When the first bell sounded, I reached for the mug of Starbucks coffee chilling on the window sill, prepared the night before to fortify me against the cold and darkness of Massachusetts in February, but also the piercing sadness that can come with solitude.   The coffee tasted bitter.  My mind hunted for something important to think about, a shard to keep me from sinking into nothingness, which is what the teachers of this silent meditation retreat seemed to want to happen to us all when they told us not to pay attention to our thoughts and “just breathe.”

In my little cell of a room, I felt like Edmund, the innocent man falsely imprisoned on an island in The Count of Monte Cristo.   “These fragments I have shored against my ruins”—this line from T.S. Eliot’s “The Waste Land” repeated in a hollow way, along with the recognition that I didn’t actually read the lines in that great poem but in another  book that I happened to leaf through one day.  It was painfully clear there was nothing essential to think about and possibly nothing substantial to me, except this persistent grasping. There was a vow of silence, an intention to withdraw from the world of striving for a week, to receive what is given instead of insisting on what I want.  And there was this counterforce that vowed to defy it.

Several times a year, I go on silent meditation retreats to remember.  Smirti in Sanskrit, sati in Pali, and drenpa in Tibetan.   All these words for mindfulness literally mean to remember.   Christians speak of the “recollected heart.”   They all point towards that state of “re-membering” or “re-collecting” — gathering together  the usually distant parts of ourselves, letting the head, heart, and body all touch.   I go on retreat to remember there is more to life than I think.   As strange as it may sound, what is remembered is what it is like to be a child.

To be continued….

2 thoughts on “Remembering

  1. Tracy,

    In the Book of Common Prayer, you will find these words of remembrance and commitment at the moment of Epiclesis, that Sacramental Christians have prayed in one form or another for centuries. The words point us to a truth, the truth that transform. All such words are fingers pointing towards the moon, a Buddhist would say, pointing towards the Divine Mystery and a Radical Openness to all creation.

    And it is this mystery that we must become open to, in Christian terms it is a process of Theosis and Sanctification, even Enlightenment that is grounded in love and compassion, forgiveness especially, but also thanksgiving and praise, joyfulness. You can certainly find it in a sacramental practice of meditation across many faiths.

    “We celebrate the memorial of our redemption, O Father, in
    this sacrifice of praise and thanksgiving. Recalling his death,
    resurrection, and ascension, we offer you these gifts.
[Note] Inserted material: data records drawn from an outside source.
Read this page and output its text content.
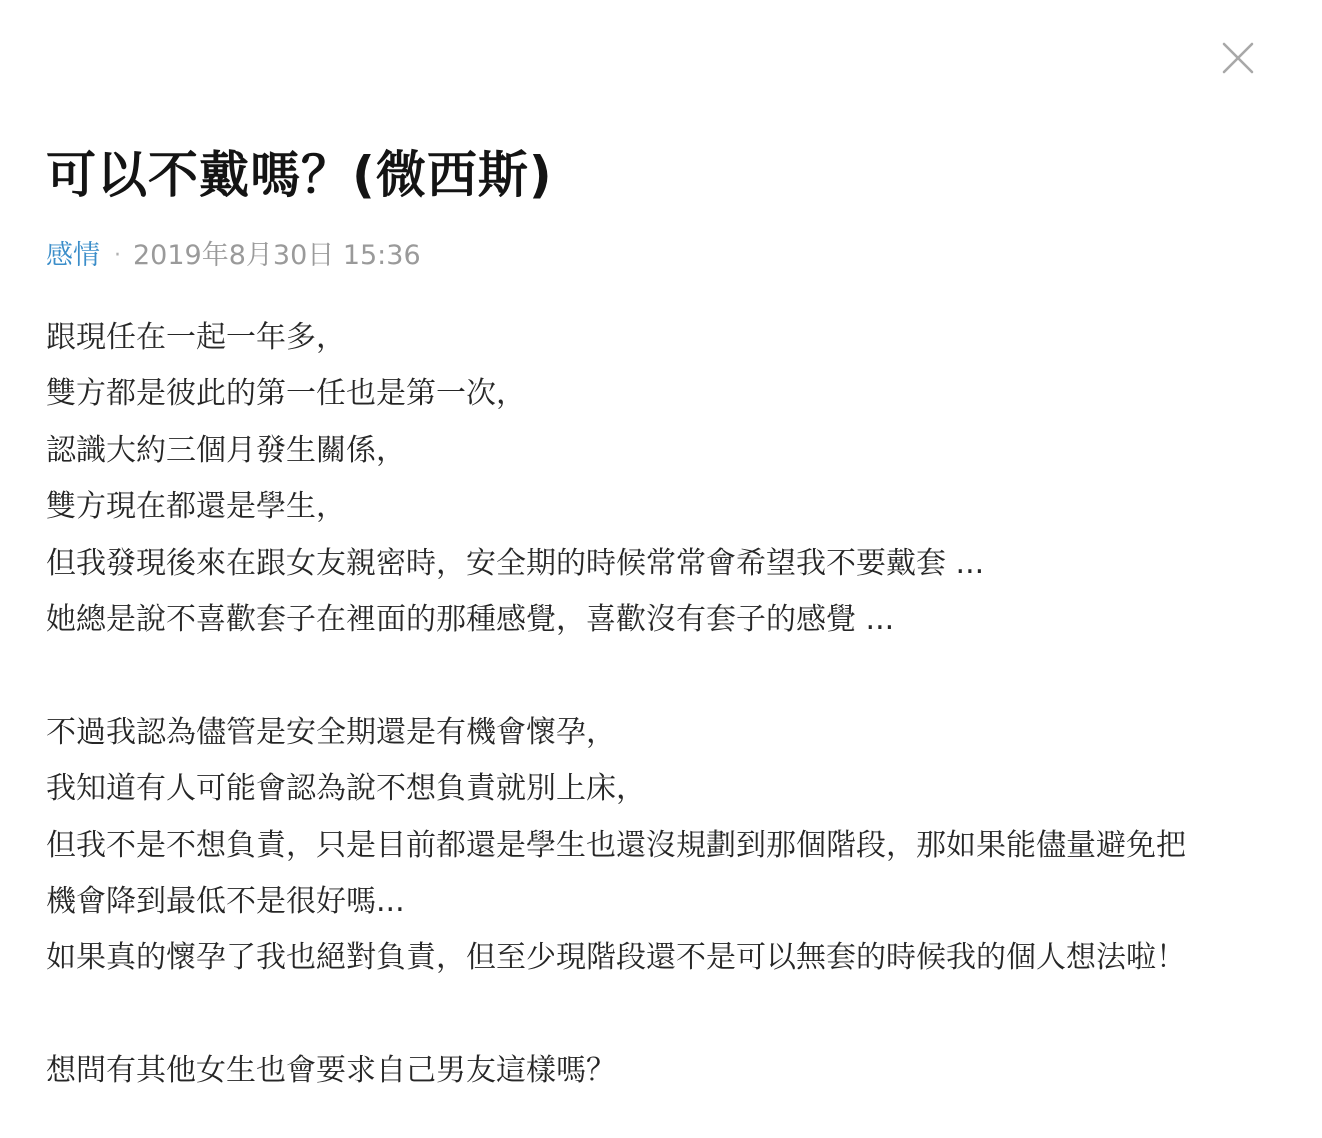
可以不戴嗎？(微西斯)
感情 · 2019年8月30日 15:36

跟現任在一起一年多，

雙方都是彼此的第一任也是第一次，

認識大約三個月發生關係，

雙方現在都還是學生，

但我發現後來在跟女友親密時，安全期的時候常常會希望我不要戴套 ...

她總是說不喜歡套子在裡面的那種感覺，喜歡沒有套子的感覺 ...

不過我認為儘管是安全期還是有機會懷孕，

我知道有人可能會認為說不想負責就別上床，

但我不是不想負責，只是目前都還是學生也還沒規劃到那個階段，那如果能儘量避免把

機會降到最低不是很好嗎...

如果真的懷孕了我也絕對負責，但至少現階段還不是可以無套的時候我的個人想法啦！

想問有其他女生也會要求自己男友這樣嗎？
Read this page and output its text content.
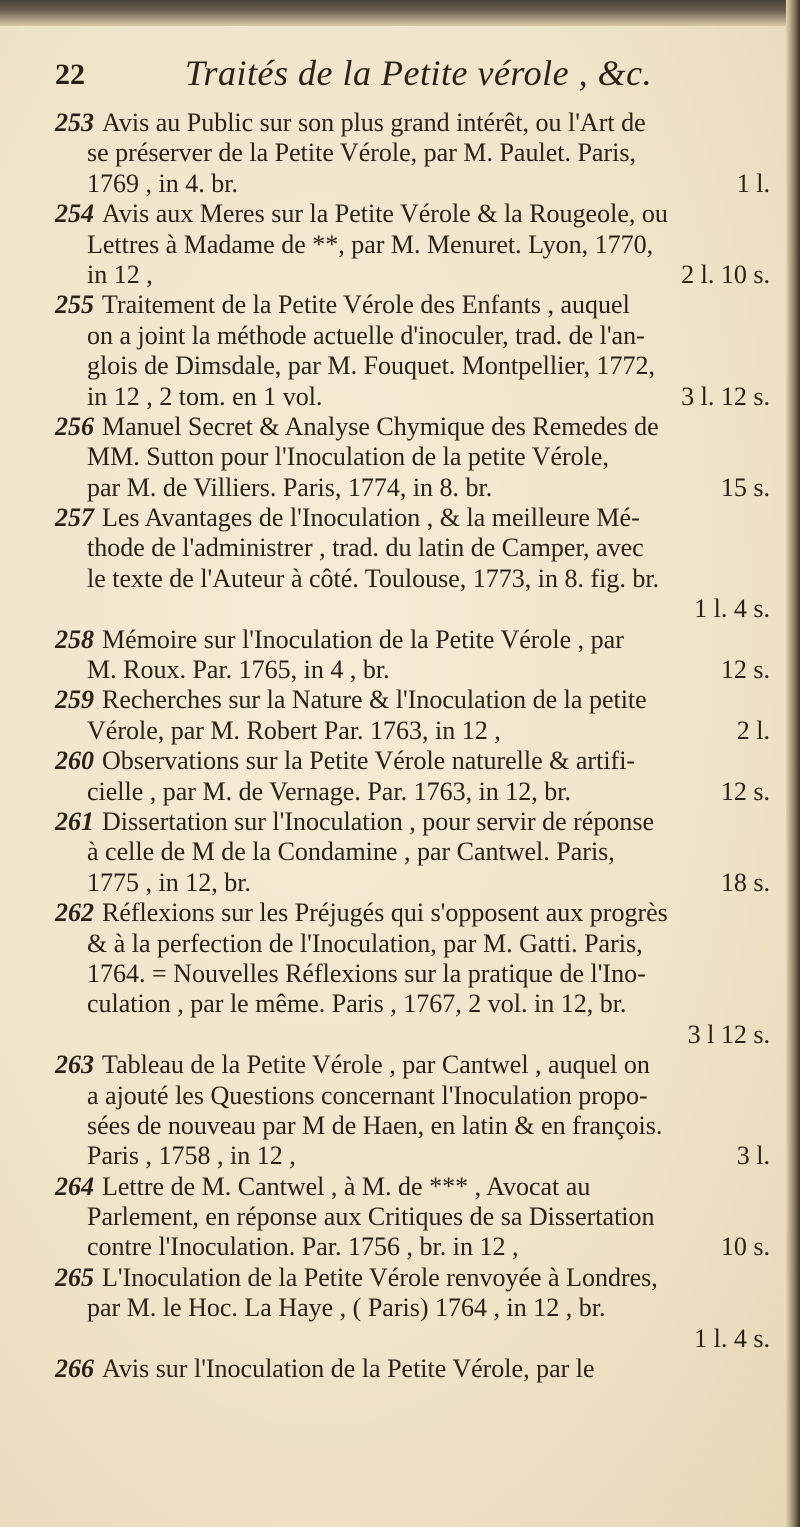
22	Traités de la Petite vérole , &c.
253 Avis au Public sur son plus grand intérêt, ou l'Art de
se préserver de la Petite Vérole, par M. Paulet. Paris,
1769 , in 4. br.	1 l.
254 Avis aux Meres sur la Petite Vérole & la Rougeole, ou
Lettres à Madame de **, par M. Menuret. Lyon, 1770,
in 12 ,	2 l. 10 s.
255 Traitement de la Petite Vérole des Enfants , auquel
on a joint la méthode actuelle d'inoculer, trad. de l'an-
glois de Dimsdale, par M. Fouquet. Montpellier, 1772,
in 12 , 2 tom. en 1 vol.	3 l. 12 s.
256 Manuel Secret & Analyse Chymique des Remedes de
MM. Sutton pour l'Inoculation de la petite Vérole,
par M. de Villiers. Paris, 1774, in 8. br.	15 s.
257 Les Avantages de l'Inoculation , & la meilleure Mé-
thode de l'administrer , trad. du latin de Camper, avec
le texte de l'Auteur à côté. Toulouse, 1773, in 8. fig. br.
1 l. 4 s.
258 Mémoire sur l'Inoculation de la Petite Vérole , par
M. Roux. Par. 1765, in 4 , br.	12 s.
259 Recherches sur la Nature & l'Inoculation de la petite
Vérole, par M. Robert Par. 1763, in 12 ,	2 l.
260 Observations sur la Petite Vérole naturelle & artifi-
cielle , par M. de Vernage. Par. 1763, in 12, br.	12 s.
261 Dissertation sur l'Inoculation , pour servir de réponse
à celle de M de la Condamine , par Cantwel. Paris,
1775 , in 12, br.	18 s.
262 Réflexions sur les Préjugés qui s'opposent aux progrès
& à la perfection de l'Inoculation, par M. Gatti. Paris,
1764. = Nouvelles Réflexions sur la pratique de l'Ino-
culation , par le même. Paris , 1767, 2 vol. in 12, br.
3 l 12 s.
263 Tableau de la Petite Vérole , par Cantwel , auquel on
a ajouté les Questions concernant l'Inoculation propo-
sées de nouveau par M de Haen, en latin & en françois.
Paris , 1758 , in 12 ,	3 l.
264 Lettre de M. Cantwel , à M. de *** , Avocat au
Parlement, en réponse aux Critiques de sa Dissertation
contre l'Inoculation. Par. 1756 , br. in 12 ,	10 s.
265 L'Inoculation de la Petite Vérole renvoyée à Londres,
par M. le Hoc. La Haye , ( Paris) 1764 , in 12 , br.
1 l. 4 s.
266 Avis sur l'Inoculation de la Petite Vérole, par le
    Sanctify them by your Holy Spirit to be for your people the
    Body and Blood of your Son, the holy food and drink of new
    and unending life in him. Sanctify us also that we may faithfully
    receive this holy Sacrament, and serve you in unity, constancy,
    and peace; and at the last day bring us with all your saints
    into the joy of your eternal kingdom.”

    The practice of such rituals and sacraments opens us up spaces within us, an emptiness, for the Divine Mystery to come, to dwell within.

    This space, this emptiness, can be seen as the pure and infinite potential of all eternity, out of which all reality arises in a universe of infinite possibilities, or even of a given intimate moment within eternity, now in this present moment, in these words, even in the spaces between each word.

    It is certainly a moment of letting go, a moment of utter trust, a moment when we open up and empty our selves so that we may come to understand the infinite potential that is there, and what may arise from the potential of our own mindfulness and compassion, a oneness with creation and one another. Dependent Arising – Śūnyatā – Nirvana – The Reign of God Within.

    “That they all may be one; as thou, Father, art in me, and I in thee, that they also may be one in us (John 17:21).”

    Jesus points us towards another realization of God’s oneness and reign in these verses from Luke 17: 20-21: And when the Pharisees had demanded of Him when the Kingdom of God should come, He answered them and said, “The Kingdom of God cometh not with outward show. Neither shall they say, `Lo, it is here!’ or `Lo, it is there!’ For behold, the Kingdom of God is within you.”